Results of the 13th China Arbitration Week 2025
China Arbitration Week 2025, organized by the China International Economic and Trade Arbitration Commission (CIETAC), brought together leading specialists in alternative dispute resolution, lawyers, and business representatives. The event, held in Beijing from 15 to 21 September, included plenary sessions, thematic panels, and practical workshops devoted to current issues of international arbitration. Special attention was paid to China's role as a key arbitration center in Asia and opportunities for developing international cooperation. During the week, participants discussed the latest changes in CIETAC rules, prospects for applying artificial intelligence technologies in arbitration procedures, and the development of alternative mediation methods.
The Future of Arbitration in the Heart of the Bosphorus: Istanbul Arbitration Days
This year, Istanbul Arbitration Days events, held from 16 to 19 September, gathered more than 2,000 participants, including leading international and regional arbitration specialists, industry experts, and representatives of the academic community. Over four days, participants had a unique opportunity to network and exchange experiences with representatives of Turkish and international law firms, corporate lawyers, arbitrators, company executives, and government representatives. The dynamic atmosphere, rich program, and substantive discussions made a significant contribution to the development of arbitration practice in the region.
Preliminary Rounds of the IX V.P. Mozolin Corporate Disputes Arbitration Moot Court
On 20 and 27 September, online pre-moots of the National Moot Court on Arbitration of Corporate Disputes named after Professor V.P. Mozolin were held.

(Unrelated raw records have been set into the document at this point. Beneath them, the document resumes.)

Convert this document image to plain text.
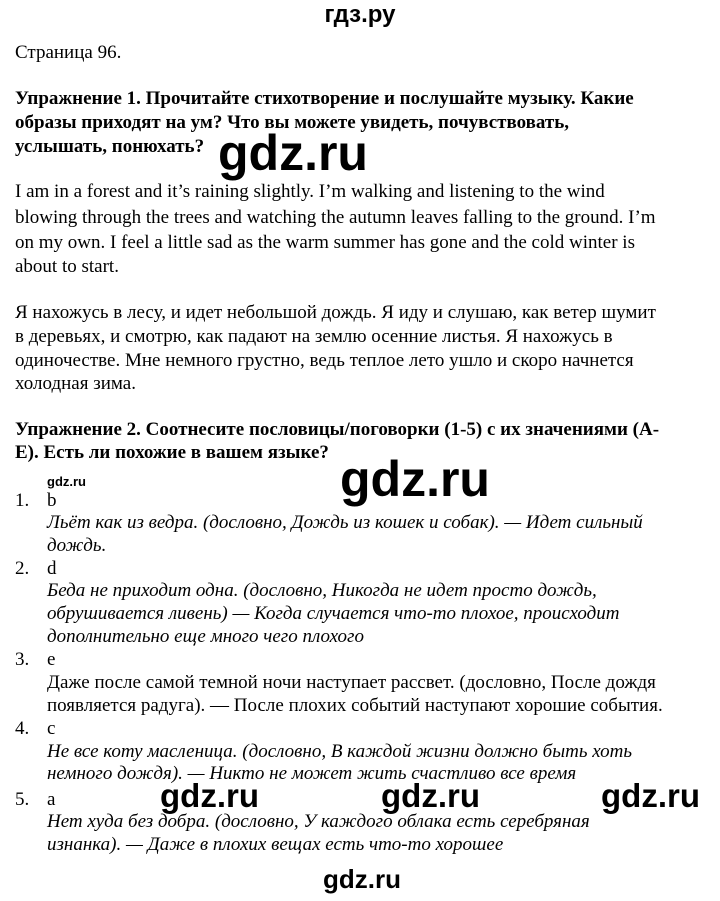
гдз.ру
Страница 96.
Упражнение 1. Прочитайте стихотворение и послушайте музыку. Какие
образы приходят на ум? Что вы можете увидеть, почувствовать,
услышать, понюхать? gdz.ru
I am in a forest and it’s raining slightly. I’m walking and listening to the wind
blowing through the trees and watching the autumn leaves falling to the ground. I’m
on my own. I feel a little sad as the warm summer has gone and the cold winter is
about to start.
Я нахожусь в лесу, и идет небольшой дождь. Я иду и слушаю, как ветер шумит
в деревьях, и смотрю, как падают на землю осенние листья. Я нахожусь в
одиночестве. Мне немного грустно, ведь теплое лето ушло и скоро начнется
холодная зима.
Упражнение 2. Соотнесите пословицы/поговорки (1-5) с их значениями (А-
Е). Есть ли похожие в вашем языке? gdz.ru
gdz.ru
1. b
Льёт как из ведра. (дословно, Дождь из кошек и собак). — Идет сильный
дождь.
2. d
Беда не приходит одна. (дословно, Никогда не идет просто дождь,
обрушивается ливень) — Когда случается что-то плохое, происходит
дополнительно еще много чего плохого
3. e
Даже после самой темной ночи наступает рассвет. (дословно, После дождя
появляется радуга). — После плохих событий наступают хорошие события.
4. c
Не все коту масленица. (дословно, В каждой жизни должно быть хоть
немного дождя). — Никто не может жить счастливо все время
gdz.ru	gdz.ru	gdz.ru
5. a
Нет худа без добра. (дословно, У каждого облака есть серебряная
изнанка). — Даже в плохих вещах есть что-то хорошее
gdz.ru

A total of 21 teams participated in the rounds – participants were able to test the strength of their positions and receive valuable comments from arbitrators that will be useful to them in the next stages of the Moot Court. According to the Moot Court’s rules, teams could participate in one of the two pre-moots. The winners of the preliminary rounds were teams 737 (20 September) and 741 (27 September).